Bank of Ghana Raises Key Rate to 2004 High to Support CediPauline Bax and Moses Mozart Dzawu
Ghana’s central bank raised its benchmark interest rate to the highest since 2004 to tame inflation and arrest the slide in Africa’s worst-performing currency.
The Bank of Ghana increased the key rate by 1 percentage point to 19 percent, Governor Kofi Wampah told reporters in Accra, the capital, today. That was in line with the forecasts of four of the seven economists surveyed by Bloomberg News. The other three said policy makers would hold the rate at 18 percent. Borrowing costs were at 20 percent in February 2004.
The currency of the world’s second-biggest cocoa producer has weakened 29 percent against the dollar this year, the most among 24 African nations tracked by Bloomberg. The cedi’s depreciation drove inflation higher to 15 percent in June, the statistics office said today.
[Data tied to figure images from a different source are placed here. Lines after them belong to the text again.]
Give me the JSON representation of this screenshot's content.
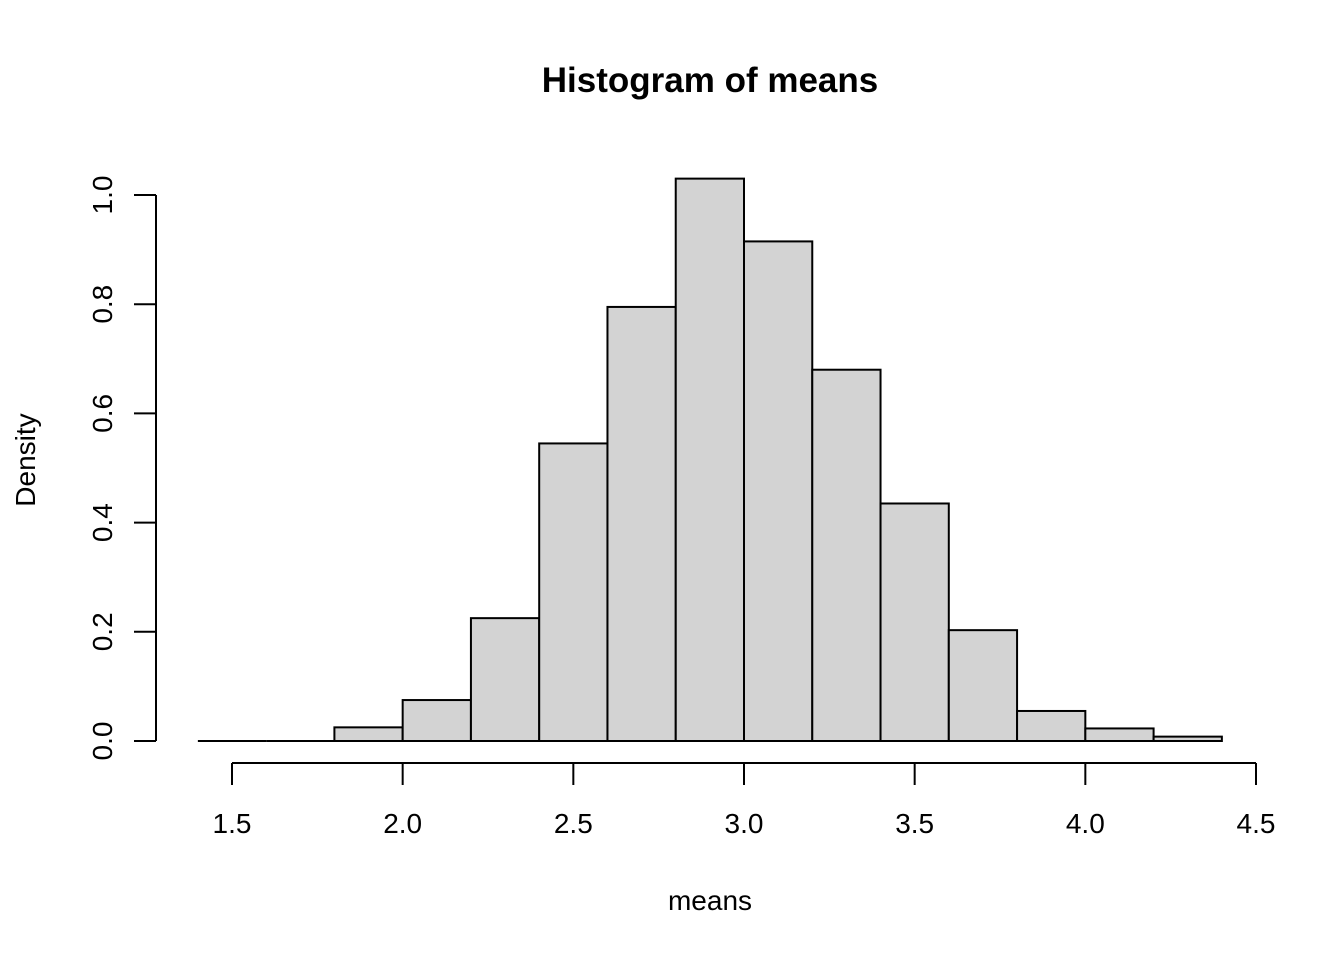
{
  "chart_data": {
    "type": "bar",
    "title": "Histogram of means",
    "xlabel": "means",
    "ylabel": "Density",
    "bins": [
      {
        "x0": 1.4,
        "x1": 1.6,
        "density": 0.0
      },
      {
        "x0": 1.6,
        "x1": 1.8,
        "density": 0.0
      },
      {
        "x0": 1.8,
        "x1": 2.0,
        "density": 0.025
      },
      {
        "x0": 2.0,
        "x1": 2.2,
        "density": 0.075
      },
      {
        "x0": 2.2,
        "x1": 2.4,
        "density": 0.225
      },
      {
        "x0": 2.4,
        "x1": 2.6,
        "density": 0.545
      },
      {
        "x0": 2.6,
        "x1": 2.8,
        "density": 0.795
      },
      {
        "x0": 2.8,
        "x1": 3.0,
        "density": 1.03
      },
      {
        "x0": 3.0,
        "x1": 3.2,
        "density": 0.915
      },
      {
        "x0": 3.2,
        "x1": 3.4,
        "density": 0.68
      },
      {
        "x0": 3.4,
        "x1": 3.6,
        "density": 0.435
      },
      {
        "x0": 3.6,
        "x1": 3.8,
        "density": 0.203
      },
      {
        "x0": 3.8,
        "x1": 4.0,
        "density": 0.055
      },
      {
        "x0": 4.0,
        "x1": 4.2,
        "density": 0.023
      },
      {
        "x0": 4.2,
        "x1": 4.4,
        "density": 0.008
      }
    ],
    "x_ticks": [
      1.5,
      2.0,
      2.5,
      3.0,
      3.5,
      4.0,
      4.5
    ],
    "x_tick_labels": [
      "1.5",
      "2.0",
      "2.5",
      "3.0",
      "3.5",
      "4.0",
      "4.5"
    ],
    "y_ticks": [
      0.0,
      0.2,
      0.4,
      0.6,
      0.8,
      1.0
    ],
    "y_tick_labels": [
      "0.0",
      "0.2",
      "0.4",
      "0.6",
      "0.8",
      "1.0"
    ],
    "xlim": [
      1.5,
      4.5
    ],
    "ylim": [
      0,
      1.0
    ],
    "grid": false,
    "legend": "none",
    "colors": {
      "bar_fill": "#d3d3d3",
      "bar_stroke": "#000000"
    }
  }
}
“The fiscal and exchange rate pressures have provided impetus for worsening inflation outlook,” Wampah said. “The exchange rate and decline in the price of major commodity prices are expected to have adverse consequences for the domestic economy.”
Moody’s Investors Service cut Ghana’s credit rating on June 28 by one step to B2, five levels below investment grade, citing a budget gap it estimated will exceed 10 percent of gross domestic product for a third year in 2014.
The cedi curbed losses of as much as 1.1 percent after today’s rate decision. The currency was unchanged at 3.335 per dollar at 3:45 p.m. in Accra.
“It is no longer clear that further monetary tightening will help in the absence of meaningful fiscal consolidation,” Razia Khan, London-based head of Africa research at Standard Chartered Bank Plc, said in an e-mailed comment today. “It maintains some credibility of the Bank of Ghana, but it does not impact many real variables in the economy.”
The government budget gap in the five months through May was 3.9 percent of GDP as revenue and grants were below target, Wampah said. Gold exports, the largest source of foreign income, fell to $1.8 billon during the period from a year earlier, and oil dropped to $1.6 billion, he said. The central bank said it financed the government’s entire fiscal deficit in the first quarter and some of it in the second quarter.
“The rise in the monetary policy rate is likely to be too little too late,” Angus Downie, London-based head of economic research at Ecobank Transnational Inc., said in an e-mailed response to questions. “We expect the cedi will continue to weaken further. Until spending is better controlled and revenues strengthen, liquidity levels will remain elevated, which in turn will undermine the cedi.”
The sale of a Eurobond this quarter and money from the annual cocoa loan will help raise about $3 billion, Wampah said.
That “will provide some significant support for the market in the second half of the year,” he said.